Deus eo Diabo na Terra do Sol, released in 1964 and directed by the Brazilian Glauber Rocha (Image: Reproduction/Copacabana Filmes)

The more strange a movie causes us, the more out of the box it is, which means it’s probably even more alternative. In this sense, the alternative is also confused with avant-garde cinema, with trash, with the experimental and with the cult, bumping into many other artistic currents along the way.

There is no alternative film

Some say, however, that this is not a good concept. Film is film, but some are more influenced by commercial interest and others less so. Taking a film as an alternative means saying, as we were explaining, that it is an alternative to the standard. The danger of this is in establishing what the pattern is, at the risk of making the theory even worse if we think the pattern is the correct one, as many readers of Syd Field come to think.
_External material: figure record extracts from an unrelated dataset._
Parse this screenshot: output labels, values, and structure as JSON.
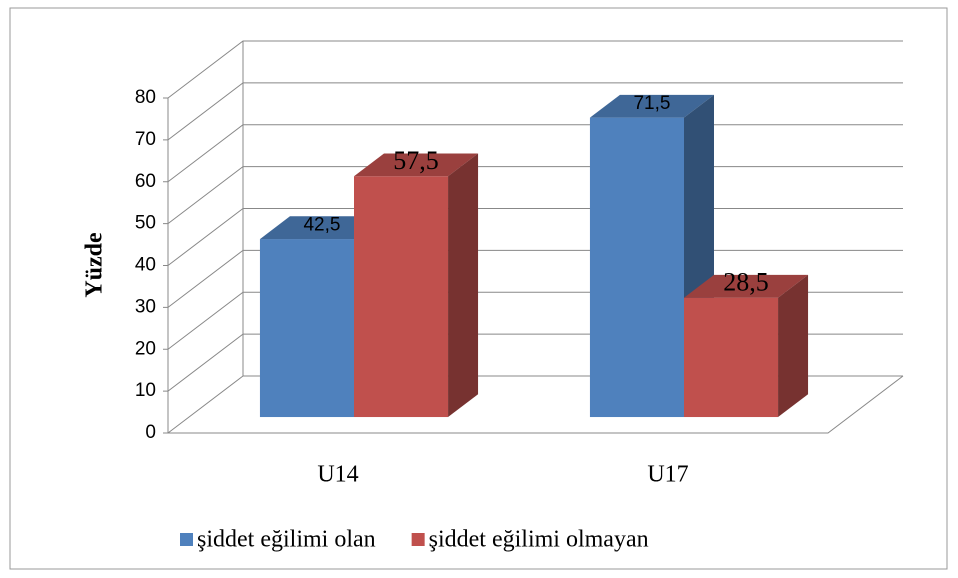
{
  "chart_data": {
    "type": "bar3d",
    "y_label": "Yüzde",
    "categories": [
      "U14",
      "U17"
    ],
    "series": [
      {
        "name": "şiddet eğilimi olan",
        "color": "#4f81bd",
        "values": [
          42.5,
          71.5
        ],
        "value_labels": [
          "42,5",
          "71,5"
        ]
      },
      {
        "name": "şiddet eğilimi olmayan",
        "color": "#c0504d",
        "values": [
          57.5,
          28.5
        ],
        "value_labels": [
          "57,5",
          "28,5"
        ]
      }
    ],
    "ylim": [
      0,
      80
    ],
    "yticks": [
      0,
      10,
      20,
      30,
      40,
      50,
      60,
      70,
      80
    ],
    "grid": true,
    "legend": "bottom"
  }
}
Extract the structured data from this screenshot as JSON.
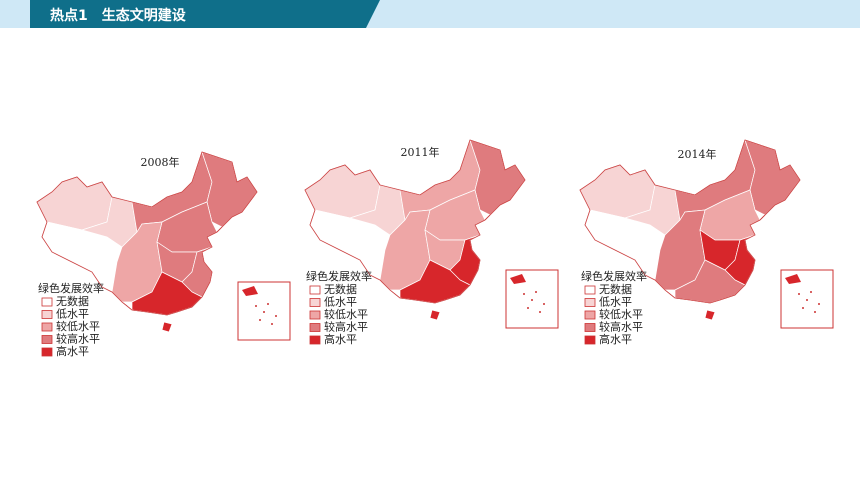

To assume this would be to leave open the possibility of establishing a hierarchy: is the alternative film worse? Is he better? It is impossible for us to answer that. Furthermore, nothing prevents the alternative from being pop, further messing up any attempt to separate things. It’s hard to imagine that today, but Steven Spielberg, George Lucas and other so-called New Hollywood directors were alternative directors.

Image: Reproduction/Lucasfilm

Peter Biskind’s book How The Sex-Drugs-And-Rock’N’Roll Generation Saved Hollywood, in short, is basically about how alternative directors (many of them also independents) saved Hollywood. Star Wars, for example, achieves the feat of being (at least in its roots) alternative, independent, avant-garde, cult, pop, geek, nerd, historical, philosophical and commercial.

If we go back to Priberam, we can see the last definition, which has as an example precisely the cinema: “Who or who does not follow dominant ideas, interests or trends”. It’s a great definition of how the term is commonly understood, but, as we’ve seen, there were and are still cases where the alternative has become dominant (default, pop).

Finally, it’s pop that ends up posing the final dilemma: if alternative became pop and became standard, is it still alternative? This is the exact dilemma faced by musical artistic movements such as jazz, samba, hip-hop, punk, rock, k-pop and so many others that, in their essence, seemed to be the ultimate refusal of the standard.